Saturday, 25 August 2012

Dazzling Map Shows More Than 150 Years of Hurricanes

A new map done up in glowing colors reveals the swirling paths hurricanes and tropical storms have tread across our planet since 1851.

If it looks a little odd at first, it's because this hurricane map offers a unique perspective of the Earth; Antarctica is smack in the middle, and the rest of the planet unfurls around it like the petals of a tulip.
The Americas are on the right, Asia is on the left; the storms plotted on the map grow brighter as their intensity increases.



The effect is not only informative — more than 150 years of hurricane data show that certain regions are consistently in the storms' cross hairs — but also arresting.

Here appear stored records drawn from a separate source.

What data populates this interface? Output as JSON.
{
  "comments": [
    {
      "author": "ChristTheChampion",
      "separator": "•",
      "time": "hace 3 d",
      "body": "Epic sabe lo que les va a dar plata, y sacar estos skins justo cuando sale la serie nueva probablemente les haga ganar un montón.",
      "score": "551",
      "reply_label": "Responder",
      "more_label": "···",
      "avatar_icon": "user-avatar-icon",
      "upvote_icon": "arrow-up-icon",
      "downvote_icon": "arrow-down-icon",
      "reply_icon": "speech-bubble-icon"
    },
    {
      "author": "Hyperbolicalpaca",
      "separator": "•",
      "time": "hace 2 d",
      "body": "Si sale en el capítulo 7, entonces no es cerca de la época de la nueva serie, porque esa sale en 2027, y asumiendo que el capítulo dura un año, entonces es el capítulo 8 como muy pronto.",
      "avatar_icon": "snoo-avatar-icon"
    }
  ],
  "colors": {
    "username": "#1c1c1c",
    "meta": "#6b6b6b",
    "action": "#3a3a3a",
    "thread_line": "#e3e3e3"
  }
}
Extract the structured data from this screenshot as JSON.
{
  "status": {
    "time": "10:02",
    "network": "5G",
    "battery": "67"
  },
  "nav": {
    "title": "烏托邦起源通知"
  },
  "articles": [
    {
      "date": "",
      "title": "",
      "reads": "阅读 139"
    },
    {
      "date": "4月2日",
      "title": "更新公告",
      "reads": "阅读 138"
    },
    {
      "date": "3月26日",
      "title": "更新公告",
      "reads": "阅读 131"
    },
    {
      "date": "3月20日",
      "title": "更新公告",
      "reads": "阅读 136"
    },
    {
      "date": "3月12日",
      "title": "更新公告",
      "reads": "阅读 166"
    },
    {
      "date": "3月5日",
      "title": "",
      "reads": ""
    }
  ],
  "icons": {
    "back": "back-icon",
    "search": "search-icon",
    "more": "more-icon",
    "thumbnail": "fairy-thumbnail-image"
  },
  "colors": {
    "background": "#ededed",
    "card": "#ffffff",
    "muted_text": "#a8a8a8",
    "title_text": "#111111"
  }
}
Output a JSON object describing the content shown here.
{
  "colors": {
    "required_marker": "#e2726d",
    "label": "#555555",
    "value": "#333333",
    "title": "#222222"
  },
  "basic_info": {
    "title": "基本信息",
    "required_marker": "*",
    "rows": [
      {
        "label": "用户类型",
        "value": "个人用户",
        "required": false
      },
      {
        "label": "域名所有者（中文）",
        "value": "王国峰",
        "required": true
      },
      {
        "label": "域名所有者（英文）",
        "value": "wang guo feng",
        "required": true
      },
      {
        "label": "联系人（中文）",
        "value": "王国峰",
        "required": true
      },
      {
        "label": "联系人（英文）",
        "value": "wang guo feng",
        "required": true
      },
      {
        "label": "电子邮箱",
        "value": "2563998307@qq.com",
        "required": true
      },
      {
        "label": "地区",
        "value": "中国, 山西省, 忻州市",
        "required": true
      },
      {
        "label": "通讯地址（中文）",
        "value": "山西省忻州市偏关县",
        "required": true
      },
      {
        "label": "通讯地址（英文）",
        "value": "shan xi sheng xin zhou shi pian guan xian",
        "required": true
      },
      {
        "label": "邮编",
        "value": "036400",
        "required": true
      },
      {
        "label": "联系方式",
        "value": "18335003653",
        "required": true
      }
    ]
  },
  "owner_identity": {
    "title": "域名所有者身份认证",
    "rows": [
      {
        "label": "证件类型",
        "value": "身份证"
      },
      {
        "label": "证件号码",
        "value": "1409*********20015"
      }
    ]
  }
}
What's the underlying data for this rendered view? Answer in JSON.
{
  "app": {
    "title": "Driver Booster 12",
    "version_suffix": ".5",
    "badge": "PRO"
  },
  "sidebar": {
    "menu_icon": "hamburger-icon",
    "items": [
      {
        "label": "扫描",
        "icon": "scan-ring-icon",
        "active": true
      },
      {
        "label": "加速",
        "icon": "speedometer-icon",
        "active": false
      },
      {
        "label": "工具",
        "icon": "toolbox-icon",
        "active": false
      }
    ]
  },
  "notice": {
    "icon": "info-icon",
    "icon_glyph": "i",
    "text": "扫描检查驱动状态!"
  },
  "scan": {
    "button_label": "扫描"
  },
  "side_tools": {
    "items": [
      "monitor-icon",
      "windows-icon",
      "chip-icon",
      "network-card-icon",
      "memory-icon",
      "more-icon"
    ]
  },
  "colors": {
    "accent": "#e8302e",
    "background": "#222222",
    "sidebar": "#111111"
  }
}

Mapmaker John Nelson, the user experience and mapping manager for IDV Solutions, a data visualization company, said that this oddball point of view was the best way to tell the story of the data.



"When I put it onto a rectangular map it was neat looking, but a little bit disappointing," Nelson told Our Amazing Planet. But the unorthodox, bottom-up perspective allowed the curving paths the storms make across the world's oceans to shine, he said.

Nelson used U.S. federal data on tropical storms and hurricanes from 1851 through 2010. A quick glance at the map shows that the number of storms leap up in the latter half of the 20th century, though that's because of technological advances.

With the advent of satellites and hurricane-hunting aircraft, officials at the National Oceanic and Atmospheric Administration began to see storms that their predecessors in earlier ages would have missed.